It is well known that a cdf of a random variable in $\mathbb{R}$ has at most countably many discontinuities. How does this generalize to $n$-dimensions from the $1$-dimensional case? That is, for the $1$-dimensional case we show the following:
If $F_X$ is the cdf of a random variable $X$ in $\mathbb{R}$, then we can let $B_n := \{x : F(x^{+}) - F(x^{-}) \geq 1/n\}$. Further, since $F$ is increasing, $\lim_{x \to -\infty} F(x) = 0$, and $\lim_{x \to \infty} F(x) = 1$ we can conclude that $|B_n| \leq n$. Therefore, the set of (jump) discontinuities is $B = \bigcup_{n \geq 1} B_n$, and is at most countable.

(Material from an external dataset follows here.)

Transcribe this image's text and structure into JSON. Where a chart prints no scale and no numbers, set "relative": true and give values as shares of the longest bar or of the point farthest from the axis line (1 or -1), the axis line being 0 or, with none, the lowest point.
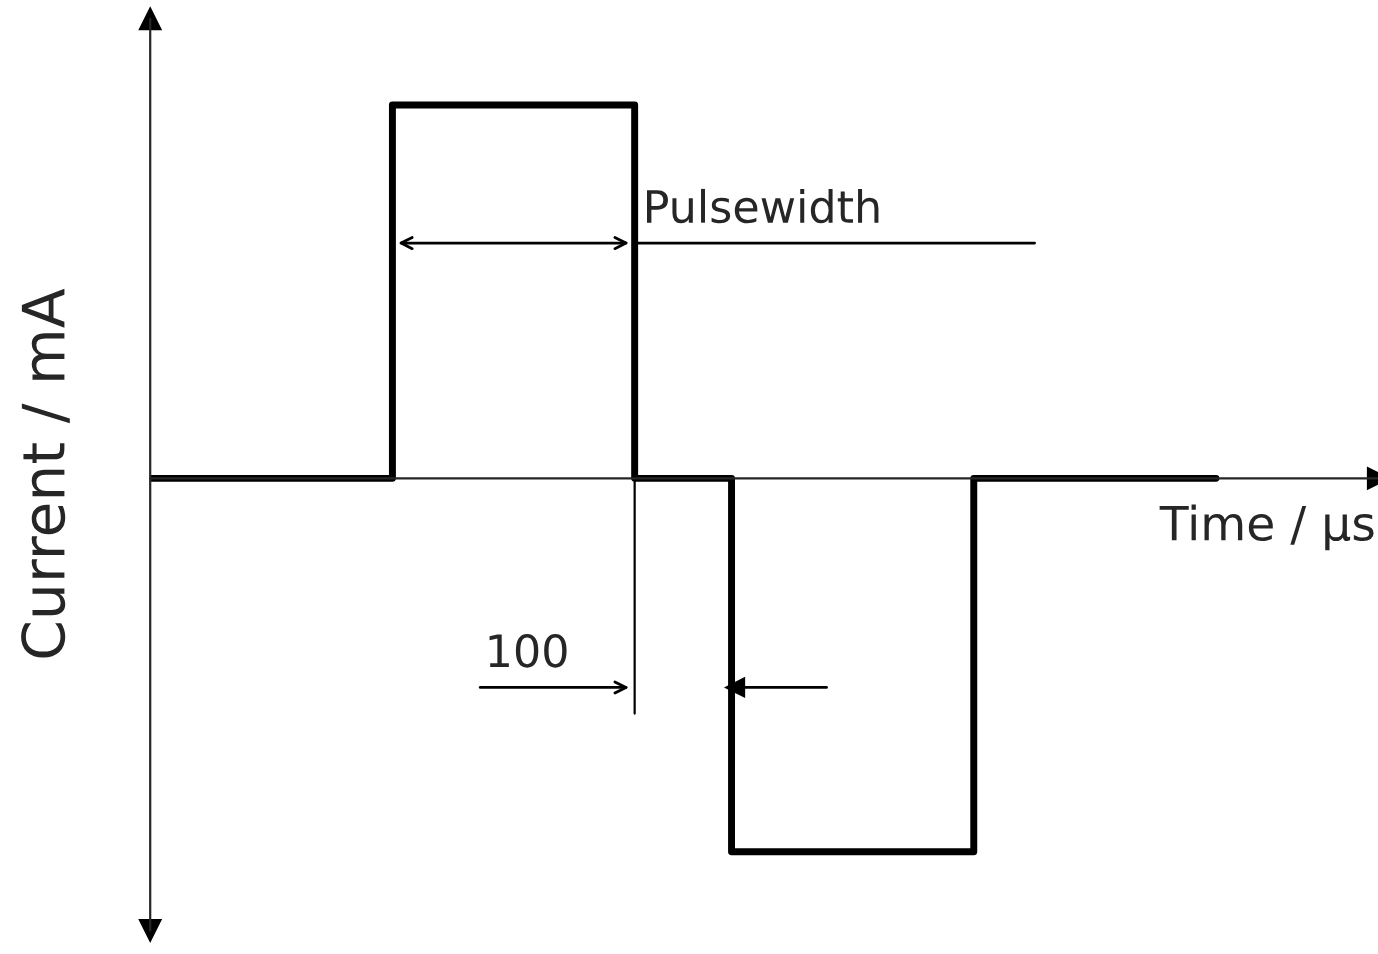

For $n$-dimensions we define the cdf as follows: $$F_X(x_1, \dots, x_n) := \mathbb{P}(X_1 \leq x_1, \dots, X_n \leq x_n),$$
where $x_1, \dots, x_n \in \mathbb{R}$. I believe we could approach the $n$-dimensional case in either/or ways:
1. If we assume that the cdf is equipped with the Lebesgue measure $\lambda$, we could some how apply Lebesgue's Differentiation (Density) Theorem: That is, if $A \subset \mathbb{R}^n$, then a.e. point of $A$ is either $1$ or $0$, where the set of discontinuities $\mathcal{B} \subset A$ are those points of density not $0$ or $1$ (countable).
2. The set of discontinuities in $n$-dimensions is $\mathcal{B} := \mathcal{B}_1 \times \dots \times \mathcal{B}_n$. Presumably, each $\mathcal{B}_i$ are countable and have measure $0$. Hence, if we show any $\mathcal{B}_i$ has measure $0$ the entire $\mathcal{B}$ does too.
I'm not sure how to go about doing this formally though, and whether (1) or (2) is the more viable/correct approach?